Well, that had been… preeeetty pitiful, all things considered.

The night’s many adventures left him extremely drained, and what did Magnesia actually have to show for it? Literally nothing. He was alive. That was something, he supposed.

But the energy he’d drained had dissipated into the ******** ether because he’d let some civilian get a little too snippy with him. He’d had to eat the starseed he snatched, because- because he’d felt like it in the moment, and Magnesia didn’t have a great explanation beyond that (it was that Senshi’s magic that made him do it. Had to be). He hadn’t even taken that pink-haired guy’s life, and Mag had definitely been about to, if he’d caught him.

But it hadn’t happened like that, because the stupid Senshi somehow managed to put a swarm of magical gargoyles in between himself and Magnesia, and even though they weren’t big and tough individually, they were many and stony, and Mag didn’t jive with being pelted with rocks.

The agent he’d enlisted for assistance had been the wrong choice, and even though they’d both made it out fine... The night could’ve gone better. There were surely infinite ways it could’ve gone better, and as far as Mag figured, not very many ways it could’ve gone worse.

Just… sort of sucked.

He’d made his report about Stupid Pink Hair for the Database, and then retreated quickly to his little room in the barracks.

A couple of hours ago he’d been thinking how it was ‘pretty ******** fine!’ to be doing the weird s**t in this war and working for the Negaverse and not really being human, anymore. It was different than what he imagined his life would be, but not worse-! But just a few short hours, and Magnesia was starting to think, ’Man, I coulda had a chill, normal night where I wasn’t assaulted by three different things.’ …He could’ve had a normal night, working his bland, underpaid job and eating cheap cup noodles and falling into his extremely worn mattress in his too-expensive crappy apartment in a terrible part of town.

It wouldn’t have been fulfilling in any conceivable way, but he wouldn’t be physically and emotionally bruised and laying in a bed not-quite-long enough to accommodate the stupidly-long horns on his head or his stupidly-long dog-cat-dragon-lizard… ******** feet that just dangled limply off the edge of the mattress, and- Ugh.

UGH.

Why was it too much to ask for one single thing to go perfectly right, ever?

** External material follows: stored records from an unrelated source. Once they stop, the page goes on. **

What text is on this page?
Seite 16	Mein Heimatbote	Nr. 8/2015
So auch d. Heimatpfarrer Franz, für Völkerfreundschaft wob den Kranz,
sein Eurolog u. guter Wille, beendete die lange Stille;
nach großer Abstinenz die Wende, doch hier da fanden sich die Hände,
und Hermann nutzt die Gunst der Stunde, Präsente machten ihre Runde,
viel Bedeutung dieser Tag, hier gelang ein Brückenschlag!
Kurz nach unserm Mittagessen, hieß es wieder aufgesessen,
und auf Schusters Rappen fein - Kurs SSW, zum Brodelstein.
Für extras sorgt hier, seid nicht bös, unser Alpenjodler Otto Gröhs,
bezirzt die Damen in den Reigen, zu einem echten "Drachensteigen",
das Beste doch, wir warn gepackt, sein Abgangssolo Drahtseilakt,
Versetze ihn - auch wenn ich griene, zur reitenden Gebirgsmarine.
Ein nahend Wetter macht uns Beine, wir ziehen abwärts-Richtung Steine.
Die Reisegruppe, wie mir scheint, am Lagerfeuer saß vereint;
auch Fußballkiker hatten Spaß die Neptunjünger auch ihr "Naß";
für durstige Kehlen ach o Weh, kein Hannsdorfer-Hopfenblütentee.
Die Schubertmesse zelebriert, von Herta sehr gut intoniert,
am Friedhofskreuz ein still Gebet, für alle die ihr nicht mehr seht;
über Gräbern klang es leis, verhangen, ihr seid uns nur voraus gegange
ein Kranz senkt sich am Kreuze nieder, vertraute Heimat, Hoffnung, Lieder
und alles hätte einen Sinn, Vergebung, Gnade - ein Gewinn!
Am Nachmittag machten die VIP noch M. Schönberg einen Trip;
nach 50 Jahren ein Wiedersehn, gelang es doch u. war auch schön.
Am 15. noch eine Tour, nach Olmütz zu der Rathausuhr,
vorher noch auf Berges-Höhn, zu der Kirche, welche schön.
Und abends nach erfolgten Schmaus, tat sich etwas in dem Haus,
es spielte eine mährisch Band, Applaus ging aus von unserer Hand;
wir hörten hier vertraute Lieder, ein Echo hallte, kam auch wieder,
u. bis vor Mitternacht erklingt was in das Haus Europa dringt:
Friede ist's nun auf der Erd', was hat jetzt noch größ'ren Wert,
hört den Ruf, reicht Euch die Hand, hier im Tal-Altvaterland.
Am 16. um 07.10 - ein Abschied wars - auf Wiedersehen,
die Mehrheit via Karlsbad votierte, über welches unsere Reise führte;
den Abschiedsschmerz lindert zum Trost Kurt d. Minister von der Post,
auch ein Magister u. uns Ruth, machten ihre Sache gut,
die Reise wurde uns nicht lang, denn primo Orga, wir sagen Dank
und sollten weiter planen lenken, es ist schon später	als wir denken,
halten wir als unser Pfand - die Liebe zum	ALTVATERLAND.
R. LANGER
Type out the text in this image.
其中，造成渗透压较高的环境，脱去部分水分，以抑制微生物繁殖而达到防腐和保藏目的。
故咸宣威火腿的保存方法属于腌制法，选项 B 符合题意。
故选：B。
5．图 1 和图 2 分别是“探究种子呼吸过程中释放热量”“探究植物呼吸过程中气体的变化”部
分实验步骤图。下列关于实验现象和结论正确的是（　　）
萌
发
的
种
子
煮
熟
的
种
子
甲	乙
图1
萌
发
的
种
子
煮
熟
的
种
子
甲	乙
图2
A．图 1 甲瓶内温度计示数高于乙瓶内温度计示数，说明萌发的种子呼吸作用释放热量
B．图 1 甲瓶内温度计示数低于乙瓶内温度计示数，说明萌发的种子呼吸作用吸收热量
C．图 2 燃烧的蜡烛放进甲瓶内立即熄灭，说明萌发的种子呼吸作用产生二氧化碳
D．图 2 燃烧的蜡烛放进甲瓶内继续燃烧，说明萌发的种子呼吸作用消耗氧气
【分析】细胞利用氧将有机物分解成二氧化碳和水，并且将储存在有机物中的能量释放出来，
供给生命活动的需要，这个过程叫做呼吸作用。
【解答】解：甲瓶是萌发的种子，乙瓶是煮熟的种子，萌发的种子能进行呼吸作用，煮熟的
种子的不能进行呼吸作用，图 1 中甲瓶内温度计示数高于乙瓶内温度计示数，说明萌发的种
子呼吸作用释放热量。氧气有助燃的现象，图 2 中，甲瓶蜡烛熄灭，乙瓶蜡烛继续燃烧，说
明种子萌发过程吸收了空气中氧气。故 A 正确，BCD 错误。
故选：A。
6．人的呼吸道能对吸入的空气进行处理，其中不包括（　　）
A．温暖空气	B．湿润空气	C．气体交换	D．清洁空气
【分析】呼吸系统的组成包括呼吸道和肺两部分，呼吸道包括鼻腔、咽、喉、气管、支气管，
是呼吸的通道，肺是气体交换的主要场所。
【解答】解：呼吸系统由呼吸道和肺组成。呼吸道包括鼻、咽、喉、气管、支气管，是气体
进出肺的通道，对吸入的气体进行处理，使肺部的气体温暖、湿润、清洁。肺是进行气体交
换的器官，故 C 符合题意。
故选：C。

Like, he guessed it didn’t matter if he was human or not because things were doomed to be ******** regardless, and at leats like this it was easier to get away with taking it out on someone.

…That shouldn’t be a perk. Magnesia knew it shouldn’t be a perk. It wasn’t a perk, but it would make his discontentment fade quicker if he could do an activity about it, and since he didn’t have any energy or starseeds to show for the night, it’d be back to the grind tomorrow. Maybe Stupid Pink Hair would show up again, and Magnesia would unload aaaaall of his frustrations about corporate America right into his stupid face.